We struggle to close the representation gap. We would grow strongly if we could sign up those who would join a union but have never had the opportunity, despite the trend against joining organisations described above. Unions often act like clubs of privilege and impose complex barriers to accessing membership.
Finally there is employer aggression and worker fear. There is no realisable freedom of association for most workers.

Unions must change to attract members. Often our ideological persuasions demand that workers must change to meet the requirements of our organisations. This will never work. As society continues to change, will unions consign themselves to historical irrelevance? The answer must be a defiant no and a determination to not only fight but also to think.

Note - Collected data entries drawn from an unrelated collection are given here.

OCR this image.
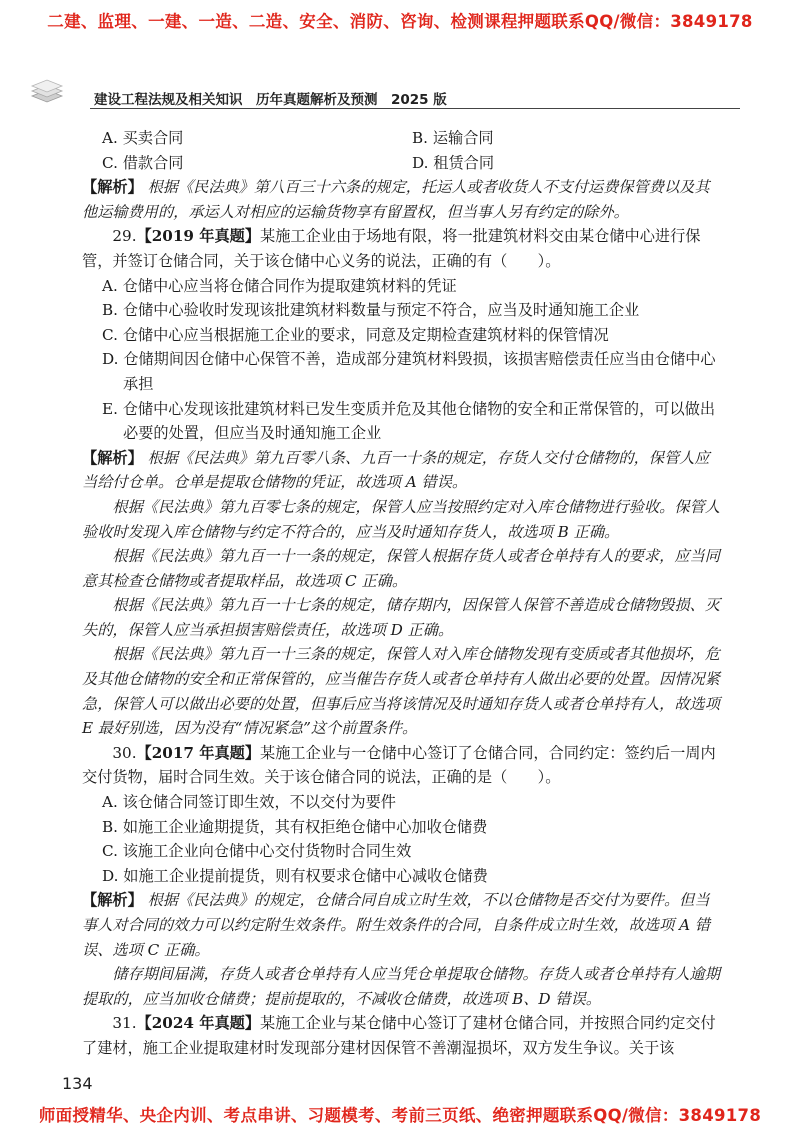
二建、监理、一建、一造、二造、安全、消防、咨询、检测课程押题联系QQ/微信：3849178
建设工程法规及相关知识　历年真题解析及预测　2025 版
A. 买卖合同	B. 运输合同
C. 借款合同	D. 租赁合同
【解析】 根据《民法典》第八百三十六条的规定，托运人或者收货人不支付运费保管费以及其他运输费用的，承运人对相应的运输货物享有留置权，但当事人另有约定的除外。
29.【2019 年真题】某施工企业由于场地有限，将一批建筑材料交由某仓储中心进行保管，并签订仓储合同，关于该仓储中心义务的说法，正确的有（　　）。
A. 仓储中心应当将仓储合同作为提取建筑材料的凭证
B. 仓储中心验收时发现该批建筑材料数量与预定不符合，应当及时通知施工企业
C. 仓储中心应当根据施工企业的要求，同意及定期检查建筑材料的保管情况
D. 仓储期间因仓储中心保管不善，造成部分建筑材料毁损，该损害赔偿责任应当由仓储中心承担
E. 仓储中心发现该批建筑材料已发生变质并危及其他仓储物的安全和正常保管的，可以做出必要的处置，但应当及时通知施工企业
【解析】 根据《民法典》第九百零八条、九百一十条的规定，存货人交付仓储物的，保管人应当给付仓单。仓单是提取仓储物的凭证，故选项 A 错误。
根据《民法典》第九百零七条的规定，保管人应当按照约定对入库仓储物进行验收。保管人验收时发现入库仓储物与约定不符合的，应当及时通知存货人，故选项 B 正确。
根据《民法典》第九百一十一条的规定，保管人根据存货人或者仓单持有人的要求，应当同意其检查仓储物或者提取样品，故选项 C 正确。
根据《民法典》第九百一十七条的规定，储存期内，因保管人保管不善造成仓储物毁损、灭失的，保管人应当承担损害赔偿责任，故选项 D 正确。
根据《民法典》第九百一十三条的规定，保管人对入库仓储物发现有变质或者其他损坏，危及其他仓储物的安全和正常保管的，应当催告存货人或者仓单持有人做出必要的处置。因情况紧急，保管人可以做出必要的处置，但事后应当将该情况及时通知存货人或者仓单持有人，故选项 E 最好别选，因为没有“情况紧急”这个前置条件。
30.【2017 年真题】某施工企业与一仓储中心签订了仓储合同，合同约定：签约后一周内交付货物，届时合同生效。关于该仓储合同的说法，正确的是（　　）。
A. 该仓储合同签订即生效，不以交付为要件
B. 如施工企业逾期提货，其有权拒绝仓储中心加收仓储费
C. 该施工企业向仓储中心交付货物时合同生效
D. 如施工企业提前提货，则有权要求仓储中心减收仓储费
【解析】 根据《民法典》的规定，仓储合同自成立时生效，不以仓储物是否交付为要件。但当事人对合同的效力可以约定附生效条件。附生效条件的合同，自条件成立时生效，故选项 A 错误、选项 C 正确。
储存期间届满，存货人或者仓单持有人应当凭仓单提取仓储物。存货人或者仓单持有人逾期提取的，应当加收仓储费；提前提取的，不减收仓储费，故选项 B、D 错误。
31.【2024 年真题】某施工企业与某仓储中心签订了建材仓储合同，并按照合同约定交付了建材，施工企业提取建材时发现部分建材因保管不善潮湿损坏，双方发生争议。关于该
134
师面授精华、央企内训、考点串讲、习题模考、考前三页纸、绝密押题联系QQ/微信：3849178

First and foremost unions must find ways of representing non traditional workers. Dependent and independent contractors, agency workers, temporary workers, farm workers and small farmers are categories of workers which would benefit from collective representation. With some notable exceptions (e.g. Unite, Together) current union structures are not able to represent such workers because they are structured to represent and protect the interests of workers in traditional employment and mostly those who have decent jobs. However unions often have the resources to invest in new structures and forms of organization. The union movement must get serious about representing workers (rather than just members) or they will continue to decline. And yet it is members who financially support their union and expect full attention to their needs. More attention should be given to different union fee systems within union structures to recruit and retain workers in different types of employment.

One long term successful model is the IUF affiliated Self Employed Womens Association (SEWA) of India

SEWA is a trade union which was registered in 1972. It is an organisation of poor, self-employed women workers. These are women who earn a living through their own labour or small businesses. They do not obtain regular salaried employment with welfare benefits like workers in the organised sector. They are the unprotected labour force of India. Of the female labour force in India, more than 94% are in the unorganised sector. Women workers remain uncounted, undercounted and invisible.

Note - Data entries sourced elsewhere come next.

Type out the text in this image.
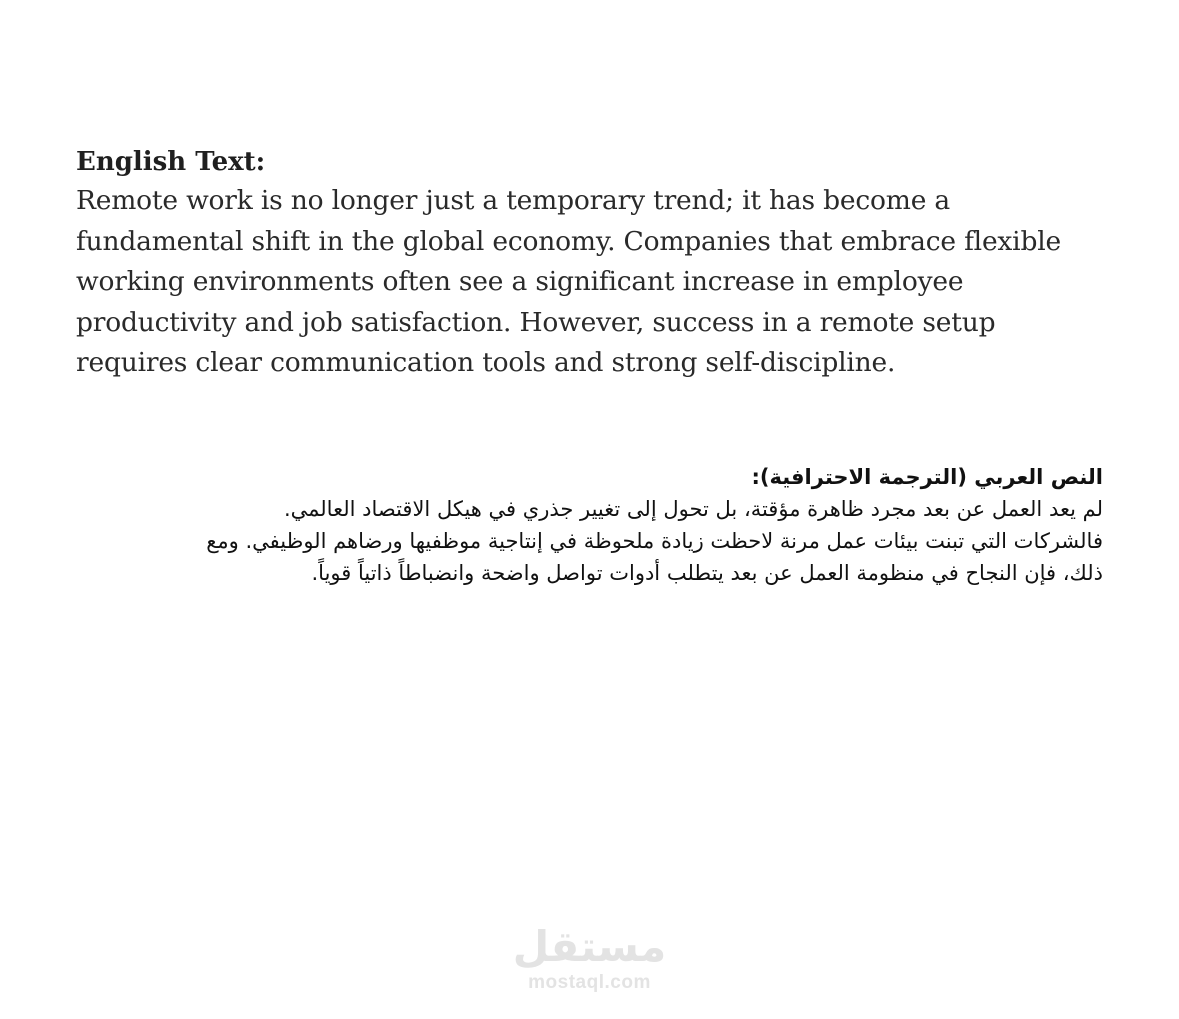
English Text:

Remote work is no longer just a temporary trend; it has become a
fundamental shift in the global economy. Companies that embrace flexible
working environments often see a significant increase in employee
productivity and job satisfaction. However, success in a remote setup
requires clear communication tools and strong self-discipline.

النص العربي (الترجمة الاحترافية):

لم يعد العمل عن بعد مجرد ظاهرة مؤقتة، بل تحول إلى تغيير جذري في هيكل الاقتصاد العالمي.
فالشركات التي تبنت بيئات عمل مرنة لاحظت زيادة ملحوظة في إنتاجية موظفيها ورضاهم الوظيفي. ومع
ذلك، فإن النجاح في منظومة العمل عن بعد يتطلب أدوات تواصل واضحة وانضباطاً ذاتياً قوياً.

مستقل
mostaql.com
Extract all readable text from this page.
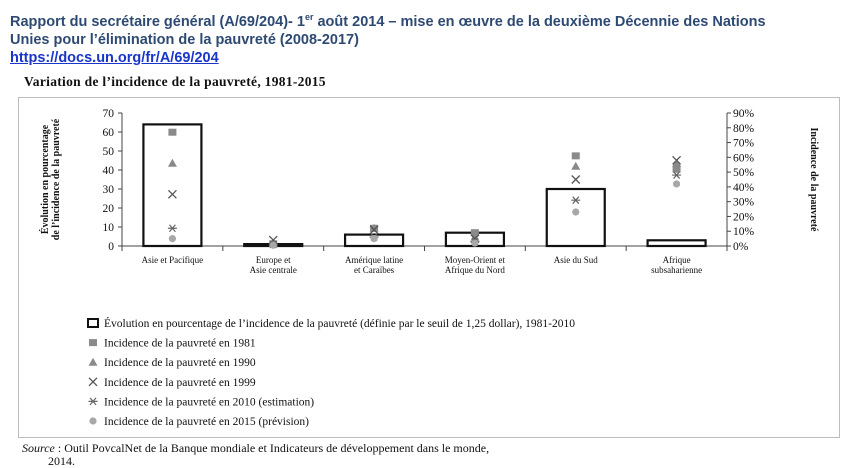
Rapport du secrétaire général (A/69/204)- 1er août 2014 – mise en œuvre de la deuxième Décennie des Nations
Unies pour l’élimination de la pauvreté (2008-2017)
https://docs.un.org/fr/A/69/204
Variation de l’incidence de la pauvreté, 1981-2015
0
10
20
30
40
50
60
70
0%
10%
20%
30%
40%
50%
60%
70%
80%
90%
Asie et Pacifique	Europe et
Asie centrale
Amérique latine
et Caraïbes
Moyen-Orient et
Afrique du Nord
Asie du Sud	Afrique
subsaharienne
Évolution en pourcentage de l’incidence de la pauvreté	Incidence de la pauvreté
Évolution en pourcentage de l’incidence de la pauvreté (définie par le seuil de 1,25 dollar), 1981-2010
Incidence de la pauvreté en 1981
Incidence de la pauvreté en 1990
Incidence de la pauvreté en 1999
Incidence de la pauvreté en 2010 (estimation)
Incidence de la pauvreté en 2015 (prévision)
Source : Outil PovcalNet de la Banque mondiale et Indicateurs de développement dans le monde,
2014.
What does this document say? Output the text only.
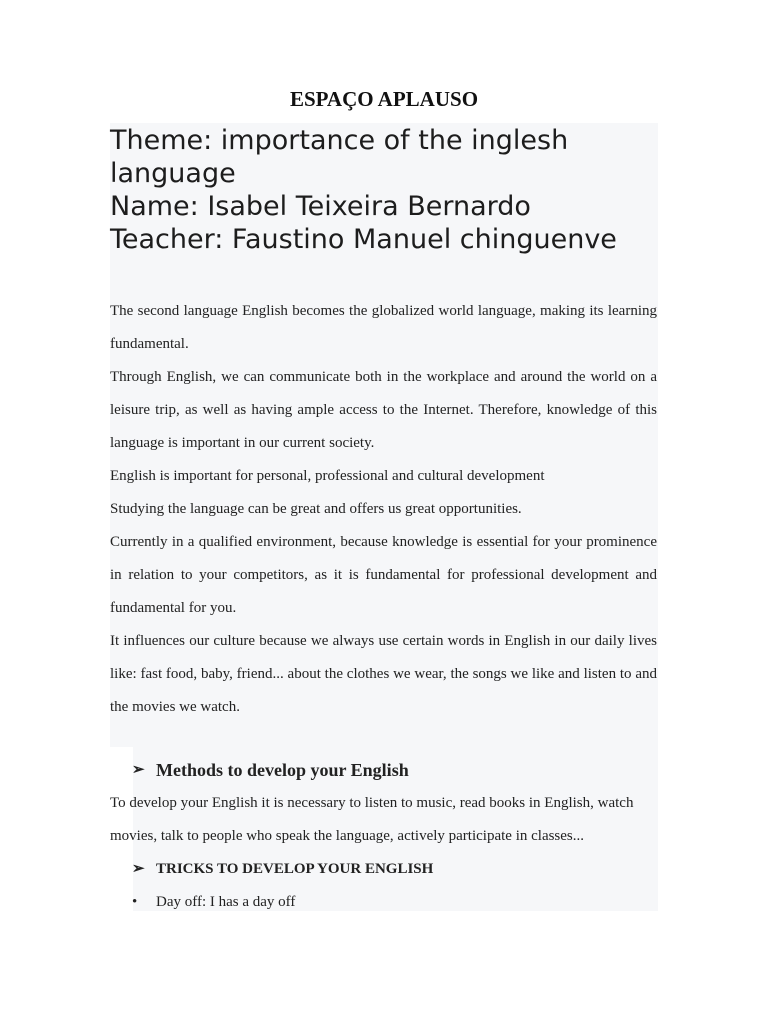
ESPAÇO APLAUSO
Theme: importance of the inglesh language
Name: Isabel Teixeira Bernardo
Teacher: Faustino Manuel chinguenve

The second language English becomes the globalized world language, making its learning fundamental.

Through English, we can communicate both in the workplace and around the world on a leisure trip, as well as having ample access to the Internet. Therefore, knowledge of this language is important in our current society.

English is important for personal, professional and cultural development

Studying the language can be great and offers us great opportunities.

Currently in a qualified environment, because knowledge is essential for your prominence in relation to your competitors, as it is fundamental for professional development and fundamental for you.

It influences our culture because we always use certain words in English in our daily lives like: fast food, baby, friend... about the clothes we wear, the songs we like and listen to and the movies we watch.

➢ Methods to develop your English
To develop your English it is necessary to listen to music, read books in English, watch movies, talk to people who speak the language, actively participate in classes...
➢ TRICKS TO DEVELOP YOUR ENGLISH
•	Day off: I has a day off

SEWA’s goal is to organise women workers for full employment. Full employment means employment whereby workers obtain work security, income security, food security and social security (at least health care, child care and shelter). Women should be autonomous and self-reliant, individually and collectively, both economically and in terms of their decision-making ability.

In 2008 the fee paying membership of SEWA was almost one million.

SEWA is both an organisation and a movement. The SEWA movement is enhanced by its being a sangam or confluence of three movements: the labour movement, the cooperative movement and the women’s movement. Visit their website at to gain a greater appreciation of the aspirations and achievements of this remarkable organisation.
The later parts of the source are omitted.